The core biopsy path report was ER 100% PgR100% and HER/2 negative after FISH. At that point I was grade 1 T1 N0. The oncologist prescribed neoadjuvant anastrozole. Out of curiosity I had them run a Ki-67 report and it was 80%. By contrast, the Ki-67 of my PNET was 0%.
I elected to have a lumpectomy and after a MRI of my breast and axilla showed no suspicious lymph nodes. However, they did a SNDL with the lumpectomy. The tumor was 2.2cm and they removed 3 lymph nodes and one sentinel node had a 4 mm macrometastisis with nodal extension and lymphovascular invasion. The other 2 nodes were normal. The path report showed the metastasis in my sentinel lymph node was strongly HER positive. I had 2 tumors, one was DCIS and the other was IDS. I was now triple positive and my chemo regimen was modified. I just finished my 2nd chemo yesterday. I had to be in the hospital for 3 days with febrile neutropenia after the first infusion but now I am getting Neulasata. My tumor path report did not mention the NET component but it did specify it was in a papillary background and cribiform with extensive comedonecrodis and grade 3.
They are treating this as a high risk tumor. They said it had an GATA 3 oirigen. After the lumpectomy the path report changed and I was triple positive but my ER was 80% PgR 30% and the Ki-67 30%.
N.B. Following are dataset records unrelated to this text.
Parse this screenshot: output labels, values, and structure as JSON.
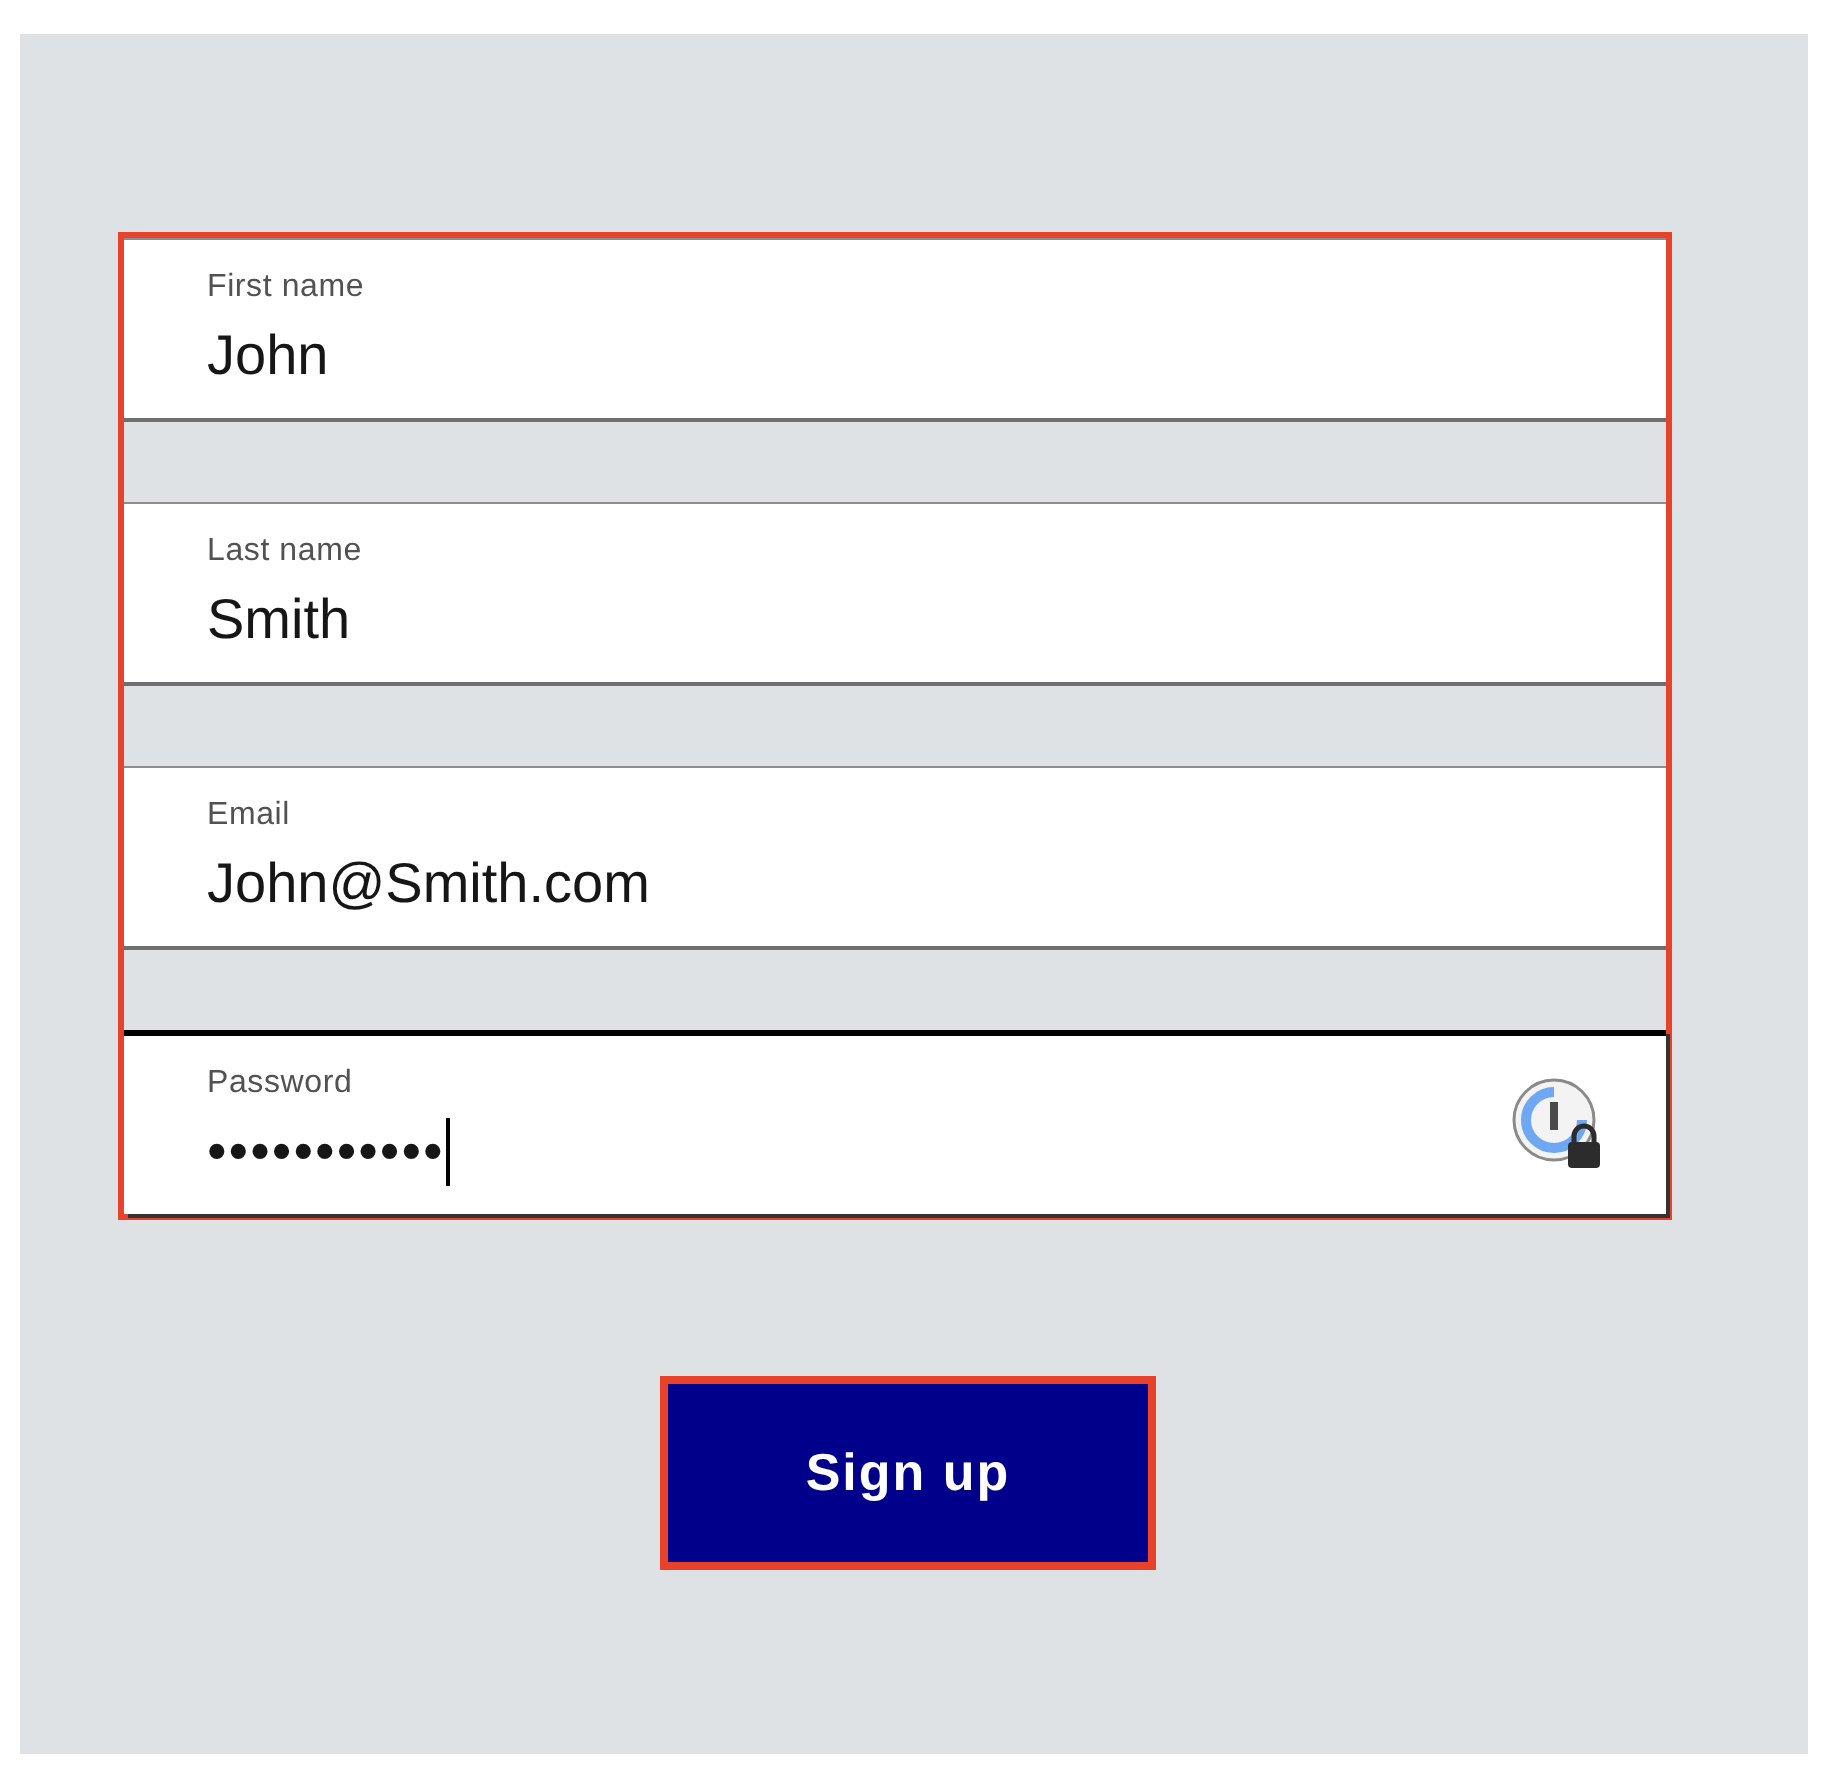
{
  "fields": [
    {
      "label": "First name",
      "value": "John",
      "focused": false,
      "kind": "text"
    },
    {
      "label": "Last name",
      "value": "Smith",
      "focused": false,
      "kind": "text"
    },
    {
      "label": "Email",
      "value": "John@Smith.com",
      "focused": false,
      "kind": "text"
    },
    {
      "label": "Password",
      "value": "•••••••••••",
      "focused": true,
      "kind": "password"
    }
  ],
  "submit_button": "Sign up"
}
They staged my breast cancer by running another CT which showed no change to the PNET (still 5mm) and not discernible ands they found no metastasis from the breast cancer. A bone scan showed no metastasis. So my breast tumor is now T2B N1a M0.
I am on anastrozole, 6 TCHP infusions then radiation for probably 6 weeks and continue Herceptin and Perjeta for a year. Maybe neratib after that.